Lettre conjointe en Inde : Inquiétude concernant la conférence du Forum Asie-Pacifique qui sera accueillie par la Commission nationale des droits de l’homme de l’Inde (NHRCI) en septembre 2023

M. Kieren Fitzpatrick

Secretariat

Forum Asie-Pacifique

Monsieur Fitzpatrick,

Nous vous écrivons avec une grande inquiétude au sujet de la proposition de conférence du Forum Asie-Pacifique des institutions nationales des droits de humains de 26 pays, qui devrait être accueillie par la National Human Rights Commission of India (NHRCI) à New Delhi les 20 et 21 septembre 2023. Nous sommes alarmés par le fait que la NHRCI ait été choisie comme hôte de cette prestigieuse conférence, étant donné sa position décevante concernant les graves violations des droits humains dans le pays dans un passé récent. Comme vous le savez sans doute, en mars 2023, le sous-comité d’accréditation (SCA) de l’Alliance mondiale des institutions nationales des droits de l’homme (GANHRI) a reporté d’un an la demande de ré-accréditation de la NHRCI, soulevant des inquiétudes quant à son fonctionnement, sa procédure de nomination, son manque de pluralisme, d’indépendance, de transparence et d’engagement à lutter contre les violations des droits humains. Il est donc troublant que la NHRCI se voie offrir une plateforme pour accueillir les institutions nationales des droits humains de 26 pays de la région Asie-Pacifique, ce qui équivaut à une approbation de ses performances médiocres en matière de protection et de promotion des droits humains.

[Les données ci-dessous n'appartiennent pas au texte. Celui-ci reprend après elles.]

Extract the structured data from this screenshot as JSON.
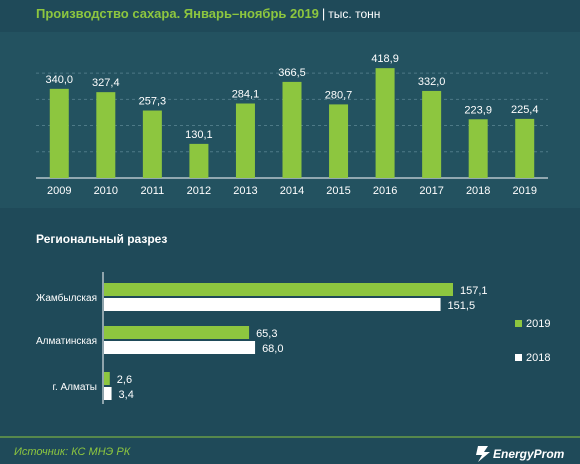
{
  "title": "Производство сахара. Январь–ноябрь 2019",
  "title_separator": "|",
  "unit": "тыс. тонн",
  "source": "Источник: КС МНЭ РК",
  "brand": "EnergyProm",
  "colors": {
    "background": "#1f4a59",
    "bar_2019": "#8dc63f",
    "bar_2018": "#ffffff",
    "grid": "#4e7a87",
    "text": "#ffffff",
    "accent": "#8dc63f"
  },
  "chart_data": [
    {
      "type": "bar",
      "title": "",
      "categories": [
        "2009",
        "2010",
        "2011",
        "2012",
        "2013",
        "2014",
        "2015",
        "2016",
        "2017",
        "2018",
        "2019"
      ],
      "values": [
        340.0,
        327.4,
        257.3,
        130.1,
        284.1,
        366.5,
        280.7,
        418.9,
        332.0,
        223.9,
        225.4
      ],
      "value_labels": [
        "340,0",
        "327,4",
        "257,3",
        "130,1",
        "284,1",
        "366,5",
        "280,7",
        "418,9",
        "332,0",
        "223,9",
        "225,4"
      ],
      "ylim": [
        0,
        450
      ],
      "grid": true,
      "legend": "none"
    },
    {
      "type": "bar",
      "orientation": "horizontal",
      "title": "Региональный  разрез",
      "categories": [
        "Жамбылская",
        "Алматинская",
        "г. Алматы"
      ],
      "series": [
        {
          "name": "2019",
          "values": [
            157.1,
            65.3,
            2.6
          ],
          "labels": [
            "157,1",
            "65,3",
            "2,6"
          ]
        },
        {
          "name": "2018",
          "values": [
            151.5,
            68.0,
            3.4
          ],
          "labels": [
            "151,5",
            "68,0",
            "3,4"
          ]
        }
      ],
      "xlim": [
        0,
        157.1
      ],
      "legend": "right"
    }
  ]
}
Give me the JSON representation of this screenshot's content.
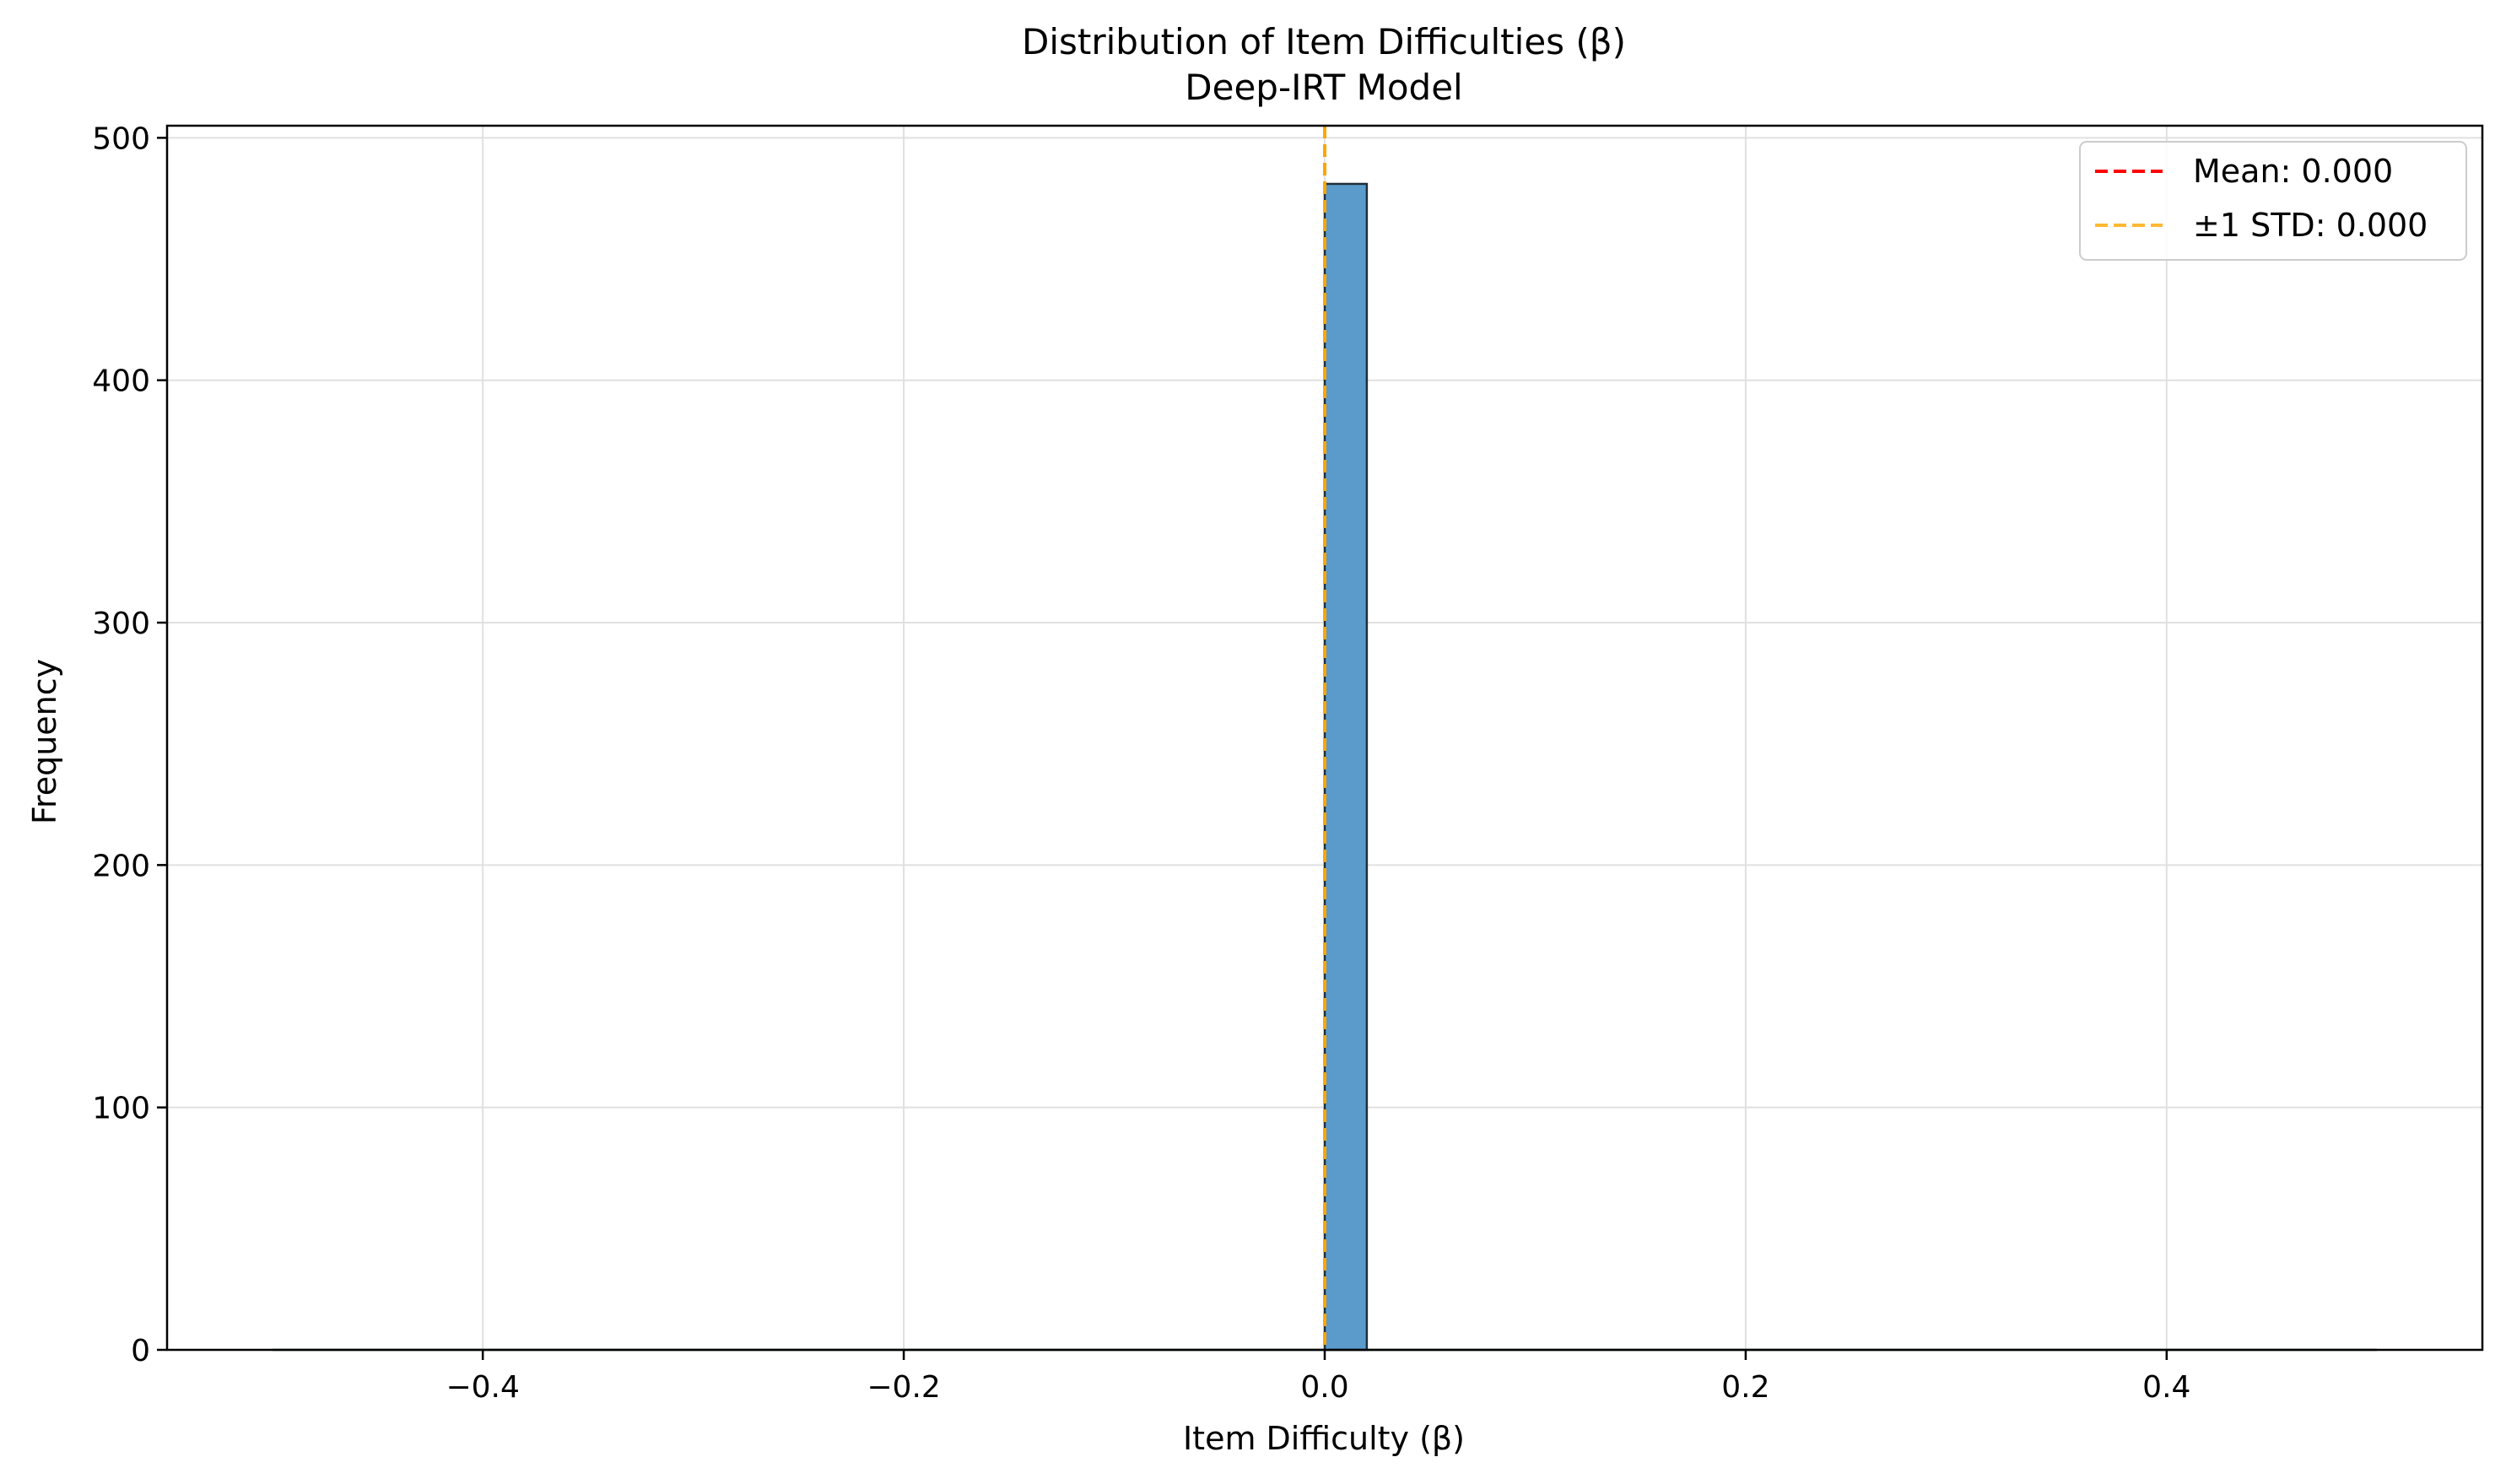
{
  "chart_data": {
    "type": "bar",
    "title": "Distribution of Item Difficulties (β)",
    "subtitle": "Deep-IRT Model",
    "xlabel": "Item Difficulty (β)",
    "ylabel": "Frequency",
    "xlim": [
      -0.55,
      0.55
    ],
    "ylim": [
      0,
      505
    ],
    "xticks": [
      -0.4,
      -0.2,
      0.0,
      0.2,
      0.4
    ],
    "xtick_labels": [
      "−0.4",
      "−0.2",
      "0.0",
      "0.2",
      "0.4"
    ],
    "yticks": [
      0,
      100,
      200,
      300,
      400,
      500
    ],
    "ytick_labels": [
      "0",
      "100",
      "200",
      "300",
      "400",
      "500"
    ],
    "grid": true,
    "bin_range": [
      -0.5,
      0.5
    ],
    "bin_count": 50,
    "bins": [
      {
        "x0": 0.0,
        "x1": 0.02,
        "value": 481
      }
    ],
    "reference_lines": [
      {
        "x": 0.0,
        "style": "dashed",
        "color": "#ff0000",
        "label": "Mean: 0.000"
      },
      {
        "x": 0.0,
        "style": "dashed",
        "color": "#ffa500",
        "label": "±1 STD: 0.000"
      },
      {
        "x": 0.0,
        "style": "dashed",
        "color": "#ffa500",
        "label": ""
      }
    ],
    "legend_position": "top-right",
    "colors": {
      "bar_fill": "#5b9bcb",
      "bar_edge": "#1f2f3a",
      "mean_line": "#ff0000",
      "std_line": "#ffb833",
      "grid": "#e0e0e0"
    }
  }
}
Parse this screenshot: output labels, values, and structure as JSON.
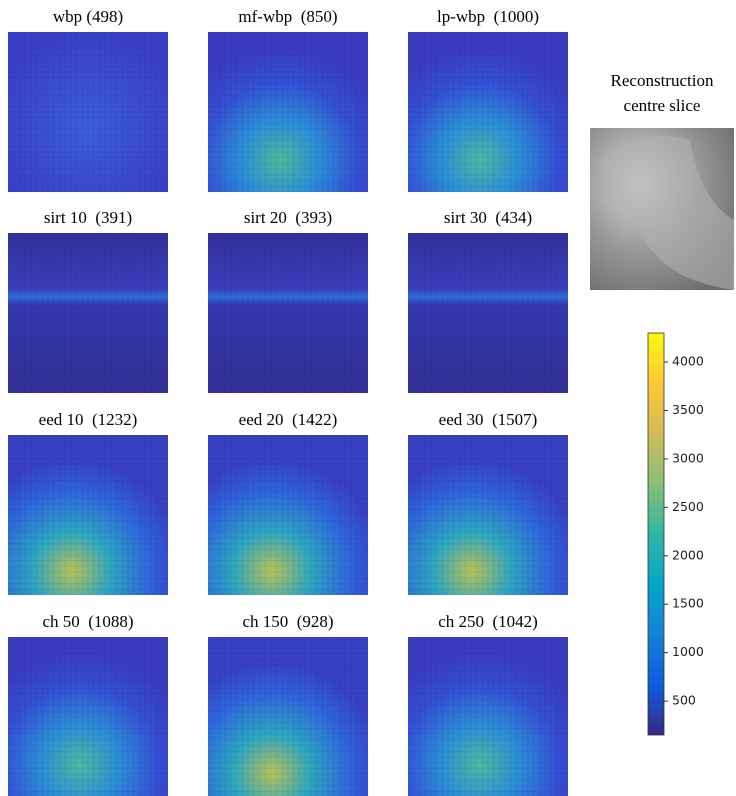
{
  "chart_data": {
    "type": "heatmap-grid",
    "panels": [
      {
        "title": "wbp (498)"
      },
      {
        "title": "mf-wbp  (850)"
      },
      {
        "title": "lp-wbp  (1000)"
      },
      {
        "title": "sirt 10  (391)"
      },
      {
        "title": "sirt 20  (393)"
      },
      {
        "title": "sirt 30  (434)"
      },
      {
        "title": "eed 10  (1232)"
      },
      {
        "title": "eed 20  (1422)"
      },
      {
        "title": "eed 30  (1507)"
      },
      {
        "title": "ch 50  (1088)"
      },
      {
        "title": "ch 150  (928)"
      },
      {
        "title": "ch 250  (1042)"
      }
    ],
    "inset_title": [
      "Reconstruction",
      "centre slice"
    ],
    "colormap": [
      "#352a87",
      "#0f5cdd",
      "#1481d6",
      "#06a4ca",
      "#2eb7a4",
      "#87bf77",
      "#d1bb59",
      "#fec832",
      "#f9fb0e"
    ],
    "clim": [
      150,
      4300
    ],
    "cticks": [
      500,
      1000,
      1500,
      2000,
      2500,
      3000,
      3500,
      4000
    ]
  }
}
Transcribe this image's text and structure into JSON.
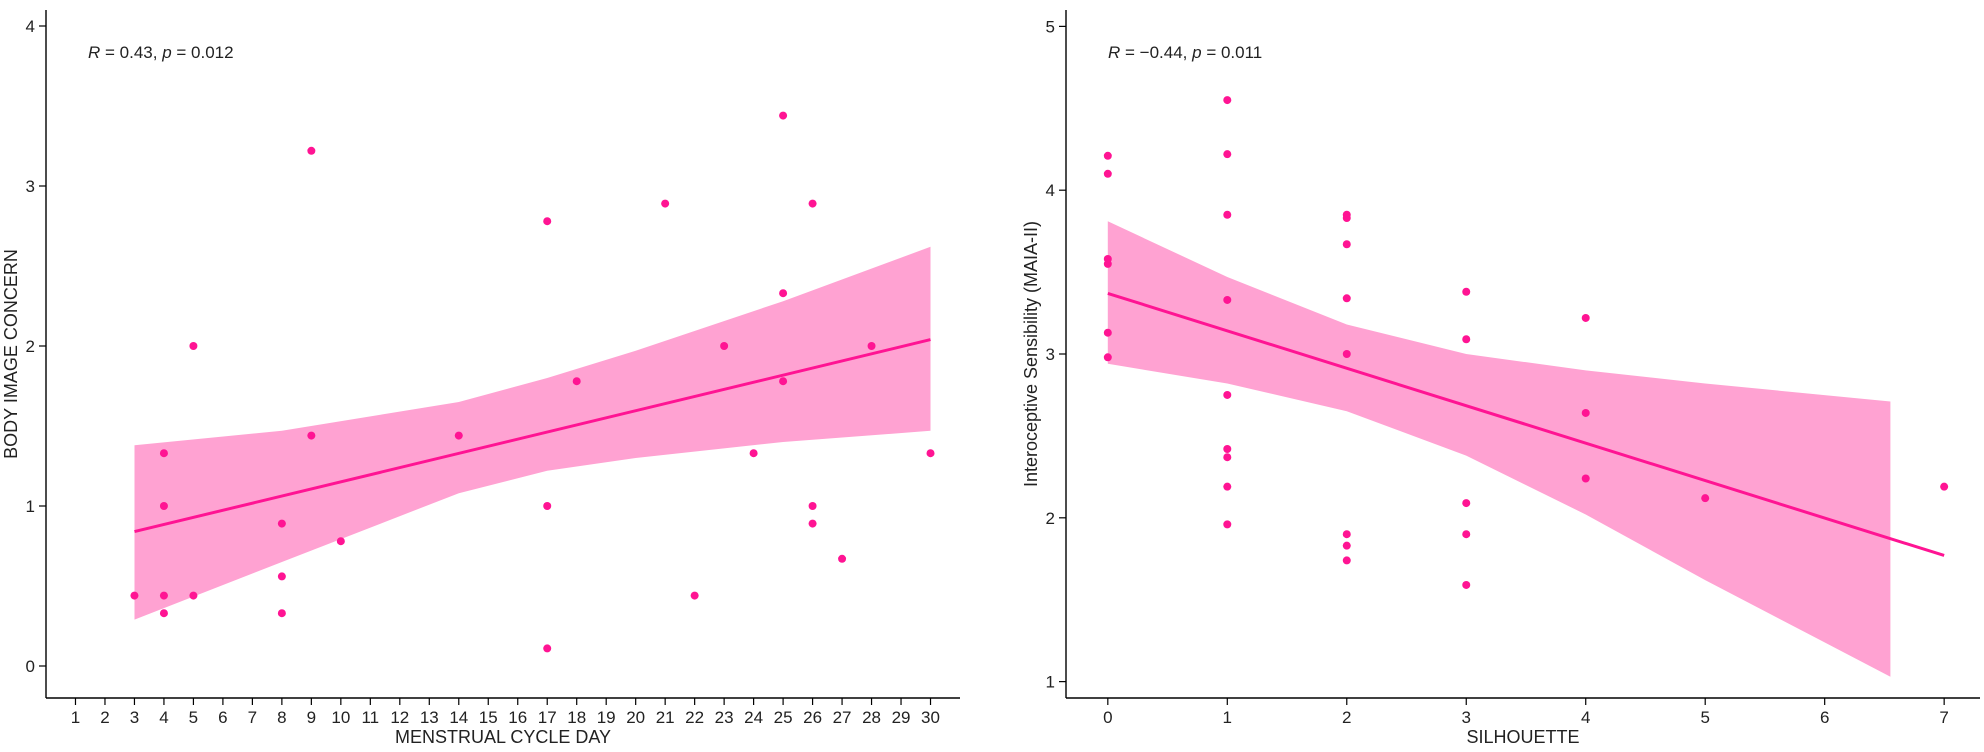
{
  "colors": {
    "point": "#ff1493",
    "line": "#ff1493",
    "band": "#ffa2d2",
    "axis": "#000000"
  },
  "chart_data": [
    {
      "type": "scatter",
      "title": "",
      "xlabel": "MENSTRUAL CYCLE DAY",
      "ylabel": "BODY IMAGE CONCERN",
      "xlim": [
        0,
        31
      ],
      "ylim": [
        -0.2,
        4.1
      ],
      "xticks": [
        1,
        2,
        3,
        4,
        5,
        6,
        7,
        8,
        9,
        10,
        11,
        12,
        13,
        14,
        15,
        16,
        17,
        18,
        19,
        20,
        21,
        22,
        23,
        24,
        25,
        26,
        27,
        28,
        29,
        30
      ],
      "xtick_labels": [
        "1",
        "2",
        "3",
        "4",
        "5",
        "6",
        "7",
        "8",
        "9",
        "10",
        "11",
        "12",
        "13",
        "14",
        "15",
        "16",
        "17",
        "18",
        "19",
        "20",
        "21",
        "22",
        "23",
        "24",
        "25",
        "26",
        "27",
        "28",
        "29",
        "30"
      ],
      "yticks": [
        0,
        1,
        2,
        3,
        4
      ],
      "ytick_labels": [
        "0",
        "1",
        "2",
        "3",
        "4"
      ],
      "annotation": {
        "r_label": "R",
        "r_value": " = 0.43, ",
        "p_label": "p",
        "p_value": " = 0.012",
        "x": 1,
        "y": 3.9
      },
      "points": [
        {
          "x": 3,
          "y": 0.44
        },
        {
          "x": 4,
          "y": 1.33
        },
        {
          "x": 4,
          "y": 1.0
        },
        {
          "x": 4,
          "y": 0.44
        },
        {
          "x": 4,
          "y": 0.33
        },
        {
          "x": 5,
          "y": 2.0
        },
        {
          "x": 5,
          "y": 0.44
        },
        {
          "x": 8,
          "y": 0.89
        },
        {
          "x": 8,
          "y": 0.56
        },
        {
          "x": 8,
          "y": 0.33
        },
        {
          "x": 9,
          "y": 3.22
        },
        {
          "x": 9,
          "y": 1.44
        },
        {
          "x": 10,
          "y": 0.78
        },
        {
          "x": 14,
          "y": 1.44
        },
        {
          "x": 17,
          "y": 2.78
        },
        {
          "x": 17,
          "y": 1.0
        },
        {
          "x": 17,
          "y": 0.11
        },
        {
          "x": 18,
          "y": 1.78
        },
        {
          "x": 21,
          "y": 2.89
        },
        {
          "x": 22,
          "y": 0.44
        },
        {
          "x": 23,
          "y": 2.0
        },
        {
          "x": 24,
          "y": 1.33
        },
        {
          "x": 25,
          "y": 3.44
        },
        {
          "x": 25,
          "y": 2.33
        },
        {
          "x": 25,
          "y": 1.78
        },
        {
          "x": 26,
          "y": 2.89
        },
        {
          "x": 26,
          "y": 1.0
        },
        {
          "x": 26,
          "y": 0.89
        },
        {
          "x": 27,
          "y": 0.67
        },
        {
          "x": 28,
          "y": 2.0
        },
        {
          "x": 30,
          "y": 1.33
        }
      ],
      "fit_line": {
        "x": [
          3,
          30
        ],
        "y": [
          0.84,
          2.04
        ]
      },
      "confidence_band": {
        "x": [
          3,
          8,
          14,
          17,
          20,
          25,
          30
        ],
        "lower": [
          0.29,
          0.65,
          1.08,
          1.22,
          1.3,
          1.4,
          1.47
        ],
        "upper": [
          1.38,
          1.47,
          1.65,
          1.8,
          1.97,
          2.28,
          2.62
        ]
      }
    },
    {
      "type": "scatter",
      "title": "",
      "xlabel": "SILHOUETTE",
      "ylabel": "Interoceptive Sensibility (MAIA-II)",
      "xlim": [
        -0.35,
        7.3
      ],
      "ylim": [
        0.9,
        5.1
      ],
      "xticks": [
        0,
        1,
        2,
        3,
        4,
        5,
        6,
        7
      ],
      "xtick_labels": [
        "0",
        "1",
        "2",
        "3",
        "4",
        "5",
        "6",
        "7"
      ],
      "yticks": [
        1,
        2,
        3,
        4,
        5
      ],
      "ytick_labels": [
        "1",
        "2",
        "3",
        "4",
        "5"
      ],
      "annotation": {
        "r_label": "R",
        "r_value": " = −0.44, ",
        "p_label": "p",
        "p_value": " = 0.011",
        "x": 0,
        "y": 4.95
      },
      "points": [
        {
          "x": 0,
          "y": 4.21
        },
        {
          "x": 0,
          "y": 4.1
        },
        {
          "x": 0,
          "y": 3.58
        },
        {
          "x": 0,
          "y": 3.55
        },
        {
          "x": 0,
          "y": 3.13
        },
        {
          "x": 0,
          "y": 2.98
        },
        {
          "x": 1,
          "y": 4.55
        },
        {
          "x": 1,
          "y": 4.22
        },
        {
          "x": 1,
          "y": 3.85
        },
        {
          "x": 1,
          "y": 3.33
        },
        {
          "x": 1,
          "y": 2.75
        },
        {
          "x": 1,
          "y": 2.42
        },
        {
          "x": 1,
          "y": 2.37
        },
        {
          "x": 1,
          "y": 2.19
        },
        {
          "x": 1,
          "y": 1.96
        },
        {
          "x": 2,
          "y": 3.85
        },
        {
          "x": 2,
          "y": 3.83
        },
        {
          "x": 2,
          "y": 3.67
        },
        {
          "x": 2,
          "y": 3.34
        },
        {
          "x": 2,
          "y": 3.0
        },
        {
          "x": 2,
          "y": 1.9
        },
        {
          "x": 2,
          "y": 1.83
        },
        {
          "x": 2,
          "y": 1.74
        },
        {
          "x": 3,
          "y": 3.38
        },
        {
          "x": 3,
          "y": 3.09
        },
        {
          "x": 3,
          "y": 2.09
        },
        {
          "x": 3,
          "y": 1.9
        },
        {
          "x": 3,
          "y": 1.59
        },
        {
          "x": 4,
          "y": 3.22
        },
        {
          "x": 4,
          "y": 2.64
        },
        {
          "x": 4,
          "y": 2.24
        },
        {
          "x": 5,
          "y": 2.12
        },
        {
          "x": 7,
          "y": 2.19
        }
      ],
      "fit_line": {
        "x": [
          0,
          7
        ],
        "y": [
          3.37,
          1.77
        ]
      },
      "confidence_band": {
        "x": [
          0,
          1,
          2,
          3,
          4,
          5,
          6.55
        ],
        "lower": [
          2.94,
          2.82,
          2.65,
          2.38,
          2.02,
          1.62,
          1.03
        ],
        "upper": [
          3.81,
          3.47,
          3.18,
          3.0,
          2.9,
          2.82,
          2.71
        ]
      }
    }
  ]
}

Le SCA avait également reporté le renouvellement de l’accréditation de la NHRCI en 2016 pour une période d’un an et ne lui avait accordé le statut « A » qu’en 2017, après avoir obtenu l’assurance que ses recommandations seraient sérieusement prises en compte et reflétées dans la composition et les fonctions de la Commission. Cependant, dans les années qui ont suivi 2017, le rôle de la NHRCI a constamment régressé — un fait de nouveau rappelé par le SCA en 2023. Avant l’examen de l’accréditation du NHRCI par le SCA, sept organisations internationales de défense des droits humains avaient écrit au président de la GANHRI pour lui faire part de leurs préoccupations concernant l’inefficacité de la NHRCI et du fait qu’elle ne respecte pas les Principes des Nations Unies relatifs au statut des institutions nationales (les Principes de Paris).

Le 4 juillet 2023, la Cour suprême de l’Inde a demandé une réponse au gouvernement d’Union à la suite d’une pétition faisant état de trois postes vacants au sein de la NHRCI, à savoir deux membres judiciaires et une femme. Ces postes sont vacants depuis le 11 septembre 2021, le 4 avril 2022 et le 4 janvier 2023 respectivement, ce qui affecte gravement la capacité de la Commission à s’occuper efficacement des questions relatives aux droits humains dans le pays. Conformément aux modifications apportées en 2019 à la loi sur la protection des droits humains (PHRA), les membres de la NHRCI doivent inclure un président qui est un ancien juge en chef de l’Inde ou un juge de la Cour suprême, un membre qui est un juge actuel ou ancien de la Cour suprême, un membre qui est un juge en chef actuel ou ancien d’une haute cour, et trois membres, dont au moins une femme, nommés parmi les personnes ayant des connaissances ou une expérience pratique dans le domaine des droits humains.

Cependant, en mars 2023, le SCA, tout en reportant la ré-accréditation de la NHRCI, a noté que les amendements de 2019 n’étaient pas suffisants pour répondre « aux exigences de pluralisme des Principes de Paris ». Le SCA a recommandé que les postes vacants de la NHRCI soient pourvus sans plus attendre et de manière à refléter le « pluralisme » et à représenter les minorités religieuses et ethniques de l’Inde.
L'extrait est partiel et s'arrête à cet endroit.